Fri, May 24, 2013

Colpitts urges attendance at EPS hearing

OXFORD — A bill that would excuse school districts from fully funding their local share for education is going in front of the Legislature's education committee March 13, according to SAD 17 Superintendent Rick Colpitts. 

During the SAD 17 board meeting March 4, Colpitts encouraged board members to attend the committee's hearing to support LD 367, sponsored by Senator Jim Hamper (R-Oxford).

State statute obligates the state to fund 55 percent of K-12 education, but in reality, it only fulfills around 84 percent of that commitment.

A law that went into effect in 2010 allows districts to fund the local share to the same percentage the state does, excusing them from raising the full amount required by EPS.

That waiver is set to expire this year, but LD 367 would erase the law's "sunset clause," essentially making the waiver permanent.

Last year the district raised $1.8 million less than required under the state's EPS model.

District officials have warned that raising the full local share could result in an 11-percent hike on local taxes, an increase town officials say some taxpayers cannot withstand.
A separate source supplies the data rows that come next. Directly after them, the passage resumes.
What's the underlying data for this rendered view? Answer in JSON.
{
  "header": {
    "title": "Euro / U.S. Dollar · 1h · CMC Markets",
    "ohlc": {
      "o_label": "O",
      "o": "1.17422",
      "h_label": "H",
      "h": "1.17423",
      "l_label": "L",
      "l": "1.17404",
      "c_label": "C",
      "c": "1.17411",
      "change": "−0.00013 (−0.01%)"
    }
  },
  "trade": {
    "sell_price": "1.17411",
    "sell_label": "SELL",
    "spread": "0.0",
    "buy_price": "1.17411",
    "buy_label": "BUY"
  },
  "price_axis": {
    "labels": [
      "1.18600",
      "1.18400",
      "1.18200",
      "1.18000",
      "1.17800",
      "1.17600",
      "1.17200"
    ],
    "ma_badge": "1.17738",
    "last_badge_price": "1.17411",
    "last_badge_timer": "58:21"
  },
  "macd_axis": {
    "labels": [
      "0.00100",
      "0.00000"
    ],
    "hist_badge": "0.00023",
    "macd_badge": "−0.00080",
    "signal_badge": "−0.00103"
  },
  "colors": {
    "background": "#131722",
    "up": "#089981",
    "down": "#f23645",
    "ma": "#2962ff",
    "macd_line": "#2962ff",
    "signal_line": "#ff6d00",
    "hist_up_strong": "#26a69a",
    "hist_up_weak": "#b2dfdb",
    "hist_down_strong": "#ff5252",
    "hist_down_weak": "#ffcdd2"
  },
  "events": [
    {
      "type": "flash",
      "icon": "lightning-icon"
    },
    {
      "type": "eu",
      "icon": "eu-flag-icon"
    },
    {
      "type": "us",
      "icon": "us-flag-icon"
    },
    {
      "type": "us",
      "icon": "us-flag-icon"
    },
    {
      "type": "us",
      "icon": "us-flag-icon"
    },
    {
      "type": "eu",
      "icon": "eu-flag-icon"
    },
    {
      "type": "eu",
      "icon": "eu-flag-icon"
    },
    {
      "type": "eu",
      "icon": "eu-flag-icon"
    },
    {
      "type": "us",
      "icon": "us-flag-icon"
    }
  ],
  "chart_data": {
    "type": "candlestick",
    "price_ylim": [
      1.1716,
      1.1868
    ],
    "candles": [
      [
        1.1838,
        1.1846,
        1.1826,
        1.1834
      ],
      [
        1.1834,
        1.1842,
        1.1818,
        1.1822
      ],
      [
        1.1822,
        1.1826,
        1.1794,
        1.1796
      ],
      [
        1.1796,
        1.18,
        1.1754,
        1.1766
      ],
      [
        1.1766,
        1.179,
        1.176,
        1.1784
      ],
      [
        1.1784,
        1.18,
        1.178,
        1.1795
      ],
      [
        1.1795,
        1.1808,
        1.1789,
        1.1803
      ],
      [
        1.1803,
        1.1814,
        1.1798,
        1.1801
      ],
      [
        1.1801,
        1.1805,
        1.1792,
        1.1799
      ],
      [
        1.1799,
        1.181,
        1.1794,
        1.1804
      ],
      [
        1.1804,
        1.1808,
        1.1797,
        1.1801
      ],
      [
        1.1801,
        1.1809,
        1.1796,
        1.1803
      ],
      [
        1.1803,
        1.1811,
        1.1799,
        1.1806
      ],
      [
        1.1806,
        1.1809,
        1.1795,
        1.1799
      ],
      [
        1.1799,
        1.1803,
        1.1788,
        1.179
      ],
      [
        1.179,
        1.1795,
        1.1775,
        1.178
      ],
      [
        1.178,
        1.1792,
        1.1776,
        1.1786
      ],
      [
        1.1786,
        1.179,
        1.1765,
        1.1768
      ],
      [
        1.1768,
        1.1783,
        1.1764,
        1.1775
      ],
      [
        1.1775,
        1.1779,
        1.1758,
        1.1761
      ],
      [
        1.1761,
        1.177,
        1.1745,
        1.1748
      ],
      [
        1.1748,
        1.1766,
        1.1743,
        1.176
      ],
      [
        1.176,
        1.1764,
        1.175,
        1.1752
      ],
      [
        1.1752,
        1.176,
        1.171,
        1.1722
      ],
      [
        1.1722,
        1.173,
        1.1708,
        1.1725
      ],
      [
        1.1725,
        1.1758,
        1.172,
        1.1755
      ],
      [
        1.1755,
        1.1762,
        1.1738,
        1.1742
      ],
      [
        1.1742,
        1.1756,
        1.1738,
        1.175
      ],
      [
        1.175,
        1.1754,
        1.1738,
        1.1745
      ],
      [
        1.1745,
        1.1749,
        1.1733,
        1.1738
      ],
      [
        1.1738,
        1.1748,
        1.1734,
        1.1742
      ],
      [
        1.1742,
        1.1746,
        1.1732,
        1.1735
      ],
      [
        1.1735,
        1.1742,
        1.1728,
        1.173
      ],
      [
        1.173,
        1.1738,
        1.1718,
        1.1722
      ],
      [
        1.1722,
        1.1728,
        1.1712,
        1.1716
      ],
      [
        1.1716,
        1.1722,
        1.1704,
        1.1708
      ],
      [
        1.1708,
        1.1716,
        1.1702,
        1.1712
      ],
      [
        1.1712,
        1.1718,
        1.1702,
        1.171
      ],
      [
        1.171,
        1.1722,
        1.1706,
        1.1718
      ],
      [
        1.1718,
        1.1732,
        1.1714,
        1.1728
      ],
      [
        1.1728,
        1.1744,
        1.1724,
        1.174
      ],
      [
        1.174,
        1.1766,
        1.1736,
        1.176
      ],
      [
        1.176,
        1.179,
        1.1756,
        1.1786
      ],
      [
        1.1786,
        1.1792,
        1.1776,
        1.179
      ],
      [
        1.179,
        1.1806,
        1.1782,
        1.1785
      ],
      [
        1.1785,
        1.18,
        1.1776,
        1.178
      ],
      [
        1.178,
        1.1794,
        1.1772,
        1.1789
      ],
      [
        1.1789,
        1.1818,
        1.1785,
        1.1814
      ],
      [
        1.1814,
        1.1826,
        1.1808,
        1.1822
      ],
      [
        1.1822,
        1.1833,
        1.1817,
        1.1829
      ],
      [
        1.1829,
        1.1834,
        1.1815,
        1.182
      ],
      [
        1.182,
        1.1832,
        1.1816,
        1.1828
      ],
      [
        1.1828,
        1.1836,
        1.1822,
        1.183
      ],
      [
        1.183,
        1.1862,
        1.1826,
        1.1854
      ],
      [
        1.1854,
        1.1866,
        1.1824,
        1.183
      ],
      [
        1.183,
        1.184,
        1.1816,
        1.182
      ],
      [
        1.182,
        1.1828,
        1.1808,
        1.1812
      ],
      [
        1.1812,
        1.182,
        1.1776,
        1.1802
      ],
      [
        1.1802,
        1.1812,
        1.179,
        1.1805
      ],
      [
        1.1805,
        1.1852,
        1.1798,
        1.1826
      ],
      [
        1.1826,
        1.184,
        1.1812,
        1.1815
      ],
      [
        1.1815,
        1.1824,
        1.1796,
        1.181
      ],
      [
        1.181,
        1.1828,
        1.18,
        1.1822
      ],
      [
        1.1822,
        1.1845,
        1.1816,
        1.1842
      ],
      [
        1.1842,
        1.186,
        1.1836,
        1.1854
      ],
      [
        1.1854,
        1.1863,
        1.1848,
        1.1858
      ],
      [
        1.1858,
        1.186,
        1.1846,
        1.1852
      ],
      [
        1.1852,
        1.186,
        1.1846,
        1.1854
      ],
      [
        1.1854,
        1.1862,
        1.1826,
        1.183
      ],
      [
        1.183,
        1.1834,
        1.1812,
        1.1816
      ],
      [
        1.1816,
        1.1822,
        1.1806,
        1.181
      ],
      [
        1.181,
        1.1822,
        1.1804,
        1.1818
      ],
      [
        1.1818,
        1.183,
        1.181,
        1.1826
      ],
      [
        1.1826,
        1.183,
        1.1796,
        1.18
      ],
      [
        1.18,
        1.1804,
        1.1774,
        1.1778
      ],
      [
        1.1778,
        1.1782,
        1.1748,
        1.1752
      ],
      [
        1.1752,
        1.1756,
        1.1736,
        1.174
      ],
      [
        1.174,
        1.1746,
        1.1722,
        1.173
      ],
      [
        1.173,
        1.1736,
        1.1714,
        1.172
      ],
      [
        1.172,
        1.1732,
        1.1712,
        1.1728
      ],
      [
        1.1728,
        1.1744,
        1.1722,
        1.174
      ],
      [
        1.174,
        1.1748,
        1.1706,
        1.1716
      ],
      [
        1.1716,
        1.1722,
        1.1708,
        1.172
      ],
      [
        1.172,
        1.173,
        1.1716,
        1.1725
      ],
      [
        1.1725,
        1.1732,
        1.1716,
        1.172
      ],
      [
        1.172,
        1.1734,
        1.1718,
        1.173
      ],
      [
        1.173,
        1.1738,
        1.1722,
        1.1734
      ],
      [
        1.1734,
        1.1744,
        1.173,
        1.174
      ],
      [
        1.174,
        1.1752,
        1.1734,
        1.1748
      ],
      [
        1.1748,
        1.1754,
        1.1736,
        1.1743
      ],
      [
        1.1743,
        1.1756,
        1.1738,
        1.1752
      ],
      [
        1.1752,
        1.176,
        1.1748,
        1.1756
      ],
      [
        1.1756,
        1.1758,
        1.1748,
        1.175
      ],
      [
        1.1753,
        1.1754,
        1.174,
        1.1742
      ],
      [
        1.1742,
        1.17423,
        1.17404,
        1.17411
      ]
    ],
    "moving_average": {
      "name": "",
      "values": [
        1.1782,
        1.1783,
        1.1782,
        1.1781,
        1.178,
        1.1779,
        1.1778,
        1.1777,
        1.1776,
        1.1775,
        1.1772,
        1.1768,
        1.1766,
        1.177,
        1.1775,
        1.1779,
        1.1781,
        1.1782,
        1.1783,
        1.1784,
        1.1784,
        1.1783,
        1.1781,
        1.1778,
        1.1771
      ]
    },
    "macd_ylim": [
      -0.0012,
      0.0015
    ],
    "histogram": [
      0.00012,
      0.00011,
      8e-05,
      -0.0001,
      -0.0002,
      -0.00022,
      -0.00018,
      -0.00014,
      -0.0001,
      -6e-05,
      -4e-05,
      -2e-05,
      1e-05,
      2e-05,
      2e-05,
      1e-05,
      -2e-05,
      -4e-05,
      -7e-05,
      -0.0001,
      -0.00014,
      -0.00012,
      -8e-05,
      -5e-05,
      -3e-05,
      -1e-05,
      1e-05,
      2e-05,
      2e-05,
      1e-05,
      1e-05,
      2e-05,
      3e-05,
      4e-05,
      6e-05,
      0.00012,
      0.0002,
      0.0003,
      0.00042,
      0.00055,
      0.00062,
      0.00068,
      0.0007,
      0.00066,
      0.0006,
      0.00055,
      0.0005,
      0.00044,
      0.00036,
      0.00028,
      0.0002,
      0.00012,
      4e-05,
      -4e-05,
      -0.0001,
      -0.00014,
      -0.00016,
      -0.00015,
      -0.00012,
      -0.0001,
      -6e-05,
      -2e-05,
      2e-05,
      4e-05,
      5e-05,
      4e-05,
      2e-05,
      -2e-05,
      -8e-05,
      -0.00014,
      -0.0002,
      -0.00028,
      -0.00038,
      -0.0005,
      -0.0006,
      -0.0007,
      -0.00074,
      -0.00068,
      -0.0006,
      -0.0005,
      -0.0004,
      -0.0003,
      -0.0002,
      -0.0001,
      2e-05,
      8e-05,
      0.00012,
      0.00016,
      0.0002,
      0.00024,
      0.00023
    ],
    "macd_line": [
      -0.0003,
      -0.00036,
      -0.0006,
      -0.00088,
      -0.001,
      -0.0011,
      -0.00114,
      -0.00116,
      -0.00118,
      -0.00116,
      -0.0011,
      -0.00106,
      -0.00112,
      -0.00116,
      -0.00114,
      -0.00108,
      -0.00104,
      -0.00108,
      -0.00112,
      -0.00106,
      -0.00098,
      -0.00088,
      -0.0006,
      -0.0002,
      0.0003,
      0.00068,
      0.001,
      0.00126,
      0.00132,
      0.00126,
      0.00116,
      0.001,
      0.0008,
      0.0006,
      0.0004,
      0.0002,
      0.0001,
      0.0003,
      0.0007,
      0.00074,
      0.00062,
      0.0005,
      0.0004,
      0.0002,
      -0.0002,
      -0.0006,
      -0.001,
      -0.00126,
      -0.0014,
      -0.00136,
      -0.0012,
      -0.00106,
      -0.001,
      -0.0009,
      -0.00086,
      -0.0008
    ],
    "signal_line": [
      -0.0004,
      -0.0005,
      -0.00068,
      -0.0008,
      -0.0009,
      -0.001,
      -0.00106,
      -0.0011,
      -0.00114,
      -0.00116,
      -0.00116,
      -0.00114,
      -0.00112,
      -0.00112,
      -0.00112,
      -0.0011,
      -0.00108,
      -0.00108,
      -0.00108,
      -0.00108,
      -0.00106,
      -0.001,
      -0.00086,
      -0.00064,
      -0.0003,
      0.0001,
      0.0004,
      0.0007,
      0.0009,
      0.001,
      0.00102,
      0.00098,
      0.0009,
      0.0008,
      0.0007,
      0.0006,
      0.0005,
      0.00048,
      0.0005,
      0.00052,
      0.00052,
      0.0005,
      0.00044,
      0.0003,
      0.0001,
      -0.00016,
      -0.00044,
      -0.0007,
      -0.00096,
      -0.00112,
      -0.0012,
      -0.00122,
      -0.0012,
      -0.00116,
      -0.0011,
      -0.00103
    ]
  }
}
In January, Deputy Education Commissioner Jim Rier said Governor Paul LePage's biennial budget included an year's extension of the current waiver, but there is no certainty it will be included in a final state budget.

During the March 4 meeting, Colpitts said local selectmen were being invited to Augusta to attend the hearing to explain the impact full local funding would have on their towns.

Colpitts and others have previously admitted Hamper's bill may face an uphill battle in Augusta, as the majority of Maine's school districts raise at or above the minimum requirement determined by EPS.